Crook Log leasehold conveyancing: Q and A’s
My partner and I may need to let out our Crook Log 1st floor flat temporarily due to taking a sabbatical. We instructed a Crook Log conveyancing firm in 2001 but they have since shut and we did not have the foresight to seek any advice as to whether the lease prohibits the subletting of the flat. How do we find out?
Some leases for properties in Crook Log do contain a provision to say that subletting is only allowed with permission. The landlord is not entitled to unreasonably refuse but, in such cases, they would need to review references. Experience suggests that problems are usually caused by unsatisfactory tenants rather than owner-occupiers and for that reason you can expect the freeholder to take up the references and consider them carefully before granting consent.
Looking forward to sign contracts shortly on a studio apartment in Crook Log. Conveyancing solicitors assured me that they will have a report out to me next week. Are there areas in the report that I should be focusing on?
Your report on title for your leasehold conveyancing in Crook Log should include some of the following:
- The unexpired lease term You should be advised as what happens when the lease ends, and aware of the importance of the 80 year mark
Back In 2009, I bought a leasehold house in Crook Log. Conveyancing and Alliance & Leicester mortgage are in place. I have received a letter from someone saying they have taken over the freehold. It included a ground rent demand for rent dating back to 1995. The conveyancing solicitor in Crook Log who previously acted has long since retired.What should I do?
The first thing you should do is make enquiries of HMLR to make sure that this person is in fact the new freeholder. There is no need to incur the fees of a Crook Log conveyancing lawyer to do this as you can do this on the Land Registry website for a few pound. You should note that regardless, even if this is the rightful landlord, under the Limitation Act 1980 the limitation period for recovery of ground rent is six years.
I work for a reputable estate agency in Crook Log where we have witnessed a number of flat sales jeopardised as a result of leases having less than 80 years remaining. I have received conflicting advice from local Crook Log conveyancing firms. Could you confirm whether the owner of a flat can start the lease extension formalities for the purchaser on completion of the sale?
Provided that the seller has been the owner for at least 2 years it is possible, to serve a Section 42 notice to commence the lease extension process and assign the benefit of the notice to the purchaser. The benefit of this is that the buyer need not have to wait 2 years for a lease extension. Both sets of lawyers will agree to form of assignment. The assignment has to be done prior to, or simultaneously with completion of the sale.

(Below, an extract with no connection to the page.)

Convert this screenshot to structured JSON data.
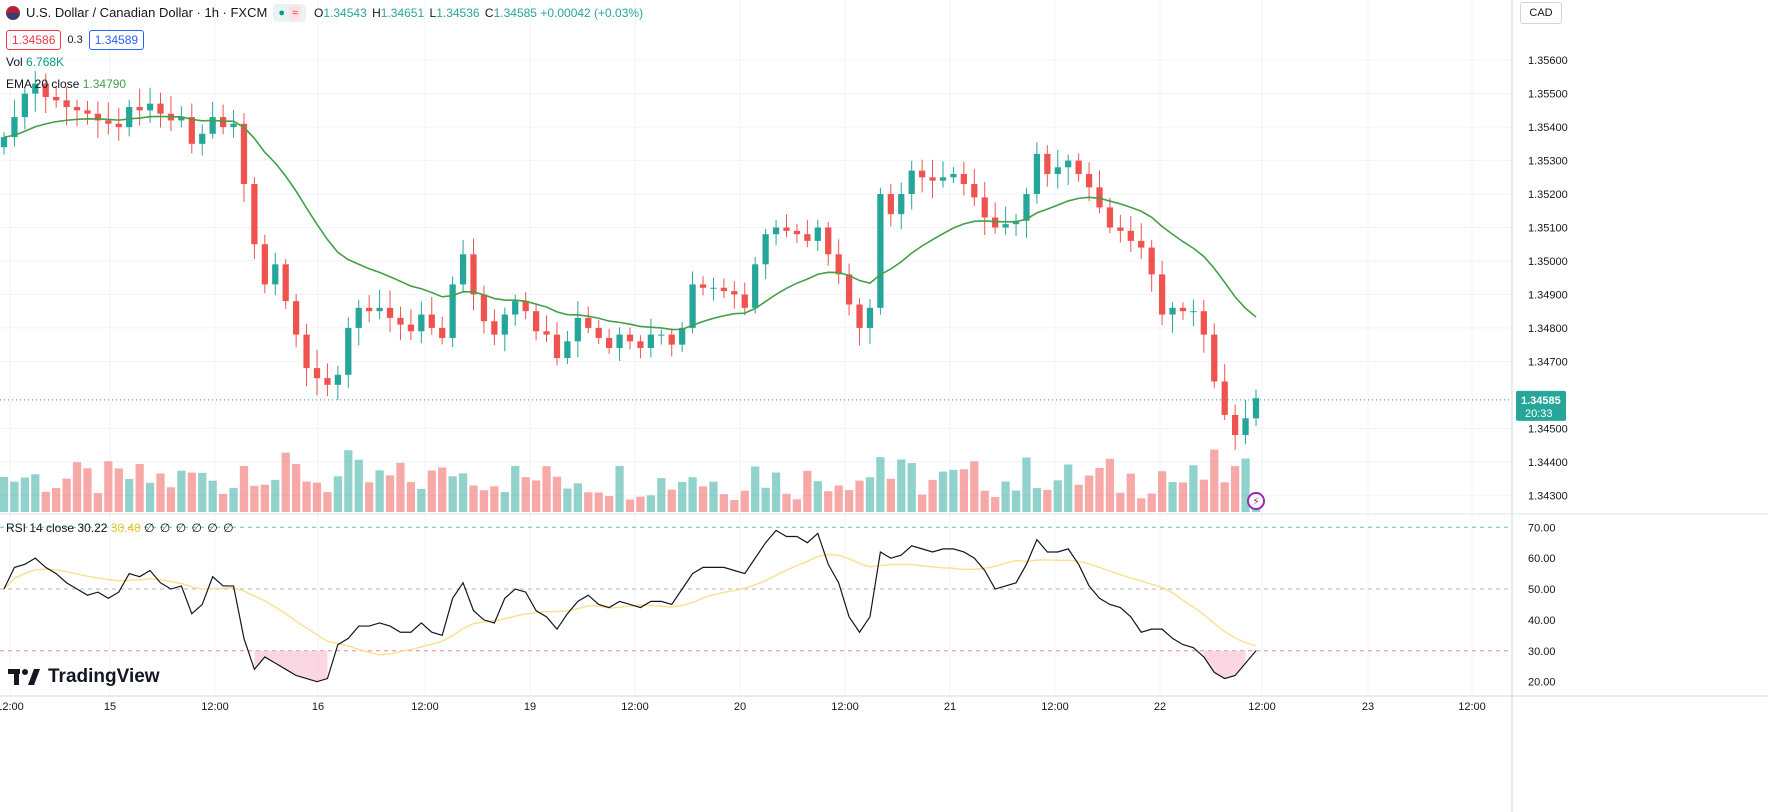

An alternative approach is to agree the lease extension with the freeholder either before or after the sale. If you are informally negotiating there are no rules and so you cannot insist on the landlord agreeing to grant an extension or transferring the benefit of an agreement to the purchaser.
Having spent years of correspondence we simply can't agree with our landlord on how much the lease extension should cost for our flat in Crook Log. Does the Leasehold Valuation Tribunal have jurisdiction to calculate the appropriate figures?
Most definitely. We are happy to put you in touch with a Crook Log conveyancing firm who can help.
An example of a Lease Extension decision for a Crook Log property is Various @ Colombus Square in January 2012. the Tribunal calculated the premiums to be paid for new leases for each of the flats in Mariners Walk to be £3822 and the premium to be paid for the new lease of 2 Knights Court to be £4439. This case was in relation to 13 flats. The the unexpired residue of the current lease was 76 years.
In relation to leasehold conveyancing in Crook Log what are the most common lease defects?
Leasehold conveyancing in Crook Log is not unique. Most leases are individual and legal mistakes in the legal wording can sometimes mean that certain clauses are erroneous. The following missing provisions could result in a defective lease:
- Repairing obligations to or maintain elements of the property
- A duty to insure the building
- Clauses dealing with recovering service charges for expenditure on the building or common parts.
- Service charge per centages that don't add up correctly leaving a shortfall
You could have a problem when selling your property if you have a defective lease primarily because it impacts on the ability to obtain a mortgage on the property. Birmingham Midshires, Chelsea Building Society, and Barclays Direct all have express requirements when it comes to what is expected in a lease. If a mortgage lender believes that the lease is defective they may refuse to provide security, forcing the purchaser to withdraw.